Che la Spagna fosse superiore, nonostante il talento equamente diviso in campo, era più una certezza che una sensazione. Un mese di Campionato Europeo è servito anche a definire i valori delle Nazionali sia sotto il profilo tattico che della brillantezza collettiva e individuale. E un'Inghilterra appannata e in difficoltà in molte situazioni è ciò a cui abbiamo assistito anche nell'ultimo atto di Berlino. Alla resistenza sui cross iberici hanno fatto da contraltare l'incapacità di gestire le transizioni negative e quella di risalire il campo con convinzione per spaventare gli uomini di de la Fuente.

Aspetti negativi che hanno causato il vantaggio Nico Williams propiziato dalla giocata Yamal, ma che erano stati in parte neutralizzati dalle mosse di Southgate. Il CT inglese si è distinto non per il gioco espresso, ma per la sapienza nei cambi. Con l'inserimento di Cole Palmer aveva trovato un inaspettato pareggio in grado di cambiare per qualche minuto l'inerzia della sfida. Poi però l'Inghilterra si è rilassata, la Spagna è riemersa e quella paura di non arrivare ai tempi supplementari è diventata reale per mano del mancino di Cucurella e del destro in spaccata di Oyarzabal; definita sentenza dal salvataggio sulla riga di Dani Olmo in pieno recupero.

Il dramma di Harry Kane

Se l'Inghilterra vive una maledizione con cui hanno dovuto fare i conti tutti i grandi i campioni inglesi del passato, Harry Kane vi partecipa aggiungendo il carico del suo dramma individuale (a livello sportivo). Oltre 400 gol segnati in carriera, ma nessun trofeo, con il conto di 6 finali perse aggiornato proprio ieri sera.

L'indice di pericolosità della Nazionale dei Tre Leoni si è dimostrato troppo basso per una squadra che raggiunge la Finale (e dunque gioca più partite rispetto alle altre).

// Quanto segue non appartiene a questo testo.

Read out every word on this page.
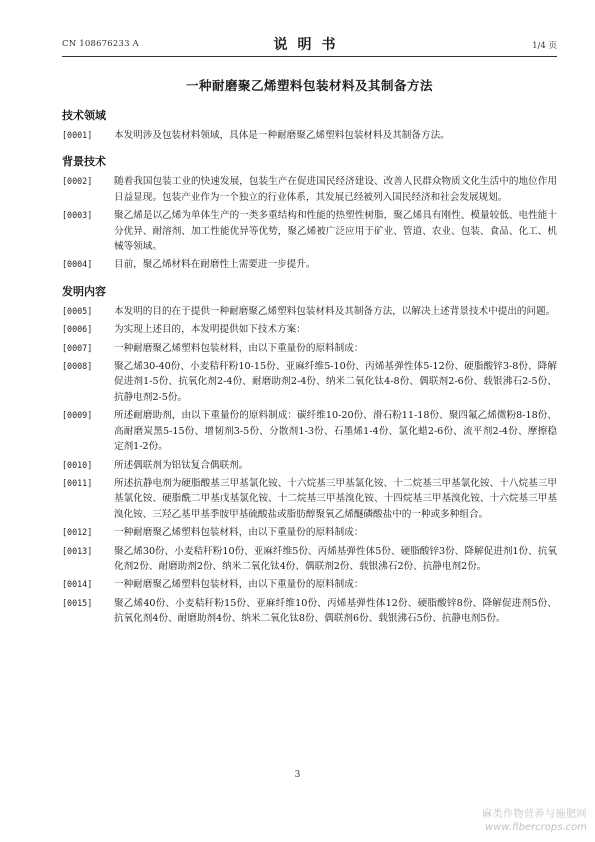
CN 108676233 A	说明书	1/4 页
一种耐磨聚乙烯塑料包装材料及其制备方法
技术领域
[0001]	本发明涉及包装材料领域，具体是一种耐磨聚乙烯塑料包装材料及其制备方法。
背景技术
[0002]	随着我国包装工业的快速发展，包装生产在促进国民经济建设、改善人民群众物质文化生活中的地位作用日益显现。包装产业作为一个独立的行业体系，其发展已经被列入国民经济和社会发展规划。
[0003]	聚乙烯是以乙烯为单体生产的一类多重结构和性能的热塑性树脂，聚乙烯具有刚性、模量较低、电性能十分优异、耐溶剂、加工性能优异等优势，聚乙烯被广泛应用于矿业、管道、农业、包装、食品、化工、机械等领域。
[0004]	目前，聚乙烯材料在耐磨性上需要进一步提升。
发明内容
[0005]	本发明的目的在于提供一种耐磨聚乙烯塑料包装材料及其制备方法，以解决上述背景技术中提出的问题。
[0006]	为实现上述目的，本发明提供如下技术方案：
[0007]	一种耐磨聚乙烯塑料包装材料，由以下重量份的原料制成：
[0008]	聚乙烯30-40份、小麦秸秆粉10-15份、亚麻纤维5-10份、丙烯基弹性体5-12份、硬脂酸锌3-8份、降解促进剂1-5份、抗氧化剂2-4份、耐磨助剂2-4份、纳米二氧化钛4-8份、偶联剂2-6份、载银沸石2-5份、抗静电剂2-5份。
[0009]	所述耐磨助剂，由以下重量份的原料制成：碳纤维10-20份、滑石粉11-18份、聚四氟乙烯微粉8-18份、高耐磨炭黑5-15份、增韧剂3-5份、分散剂1-3份、石墨烯1-4份、氯化蜡2-6份、流平剂2-4份、摩擦稳定剂1-2份。
[0010]	所述偶联剂为铝钛复合偶联剂。
[0011]	所述抗静电剂为硬脂酸基三甲基氯化铵、十六烷基三甲基氯化铵、十二烷基三甲基氯化铵、十八烷基三甲基氯化铵、硬脂酰二甲基戊基氯化铵、十二烷基三甲基溴化铵、十四烷基三甲基溴化铵、十六烷基三甲基溴化铵、三羟乙基甲基季胺甲基硫酸盐或脂肪醇聚氧乙烯醚磷酸盐中的一种或多种组合。
[0012]	一种耐磨聚乙烯塑料包装材料，由以下重量份的原料制成：
[0013]	聚乙烯30份、小麦秸秆粉10份、亚麻纤维5份、丙烯基弹性体5份、硬脂酸锌3份、降解促进剂1份、抗氧化剂2份、耐磨助剂2份、纳米二氧化钛4份、偶联剂2份、载银沸石2份、抗静电剂2份。
[0014]	一种耐磨聚乙烯塑料包装材料，由以下重量份的原料制成：
[0015]	聚乙烯40份、小麦秸秆粉15份、亚麻纤维10份、丙烯基弹性体12份、硬脂酸锌8份、降解促进剂5份、抗氧化剂4份、耐磨助剂4份、纳米二氧化钛8份、偶联剂6份、载银沸石5份、抗静电剂5份。
3
麻类作物营养与施肥网
www.fibercrops.com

L'Inghilterra ha creato meno xG della Croazia, eliminata nella fase a gironi del torneo, segnando da situazioni improbabili grazie alle giocate dei propri campioni e complicandosi spesso la proprio sopravvivenza nel torneo.

Andare sotto in ogni sfida e rimontarle nei momenti topici è servito ad aumentare la mistica della Nazionale, fattore che però contro una selezione come la Spagna non è bastato. Colpa di un potenziale inespresso, di talenti provenienti da stagioni brillanti con i club, incapaci di associarsi con la maglia della propria patria. Il conto del tempo trascorso dal Mondiale del 1966 non si ferma; l'Inghilterra dovrà riprovarci tra un paio d'anni, quasi 22.000 giorni dopo.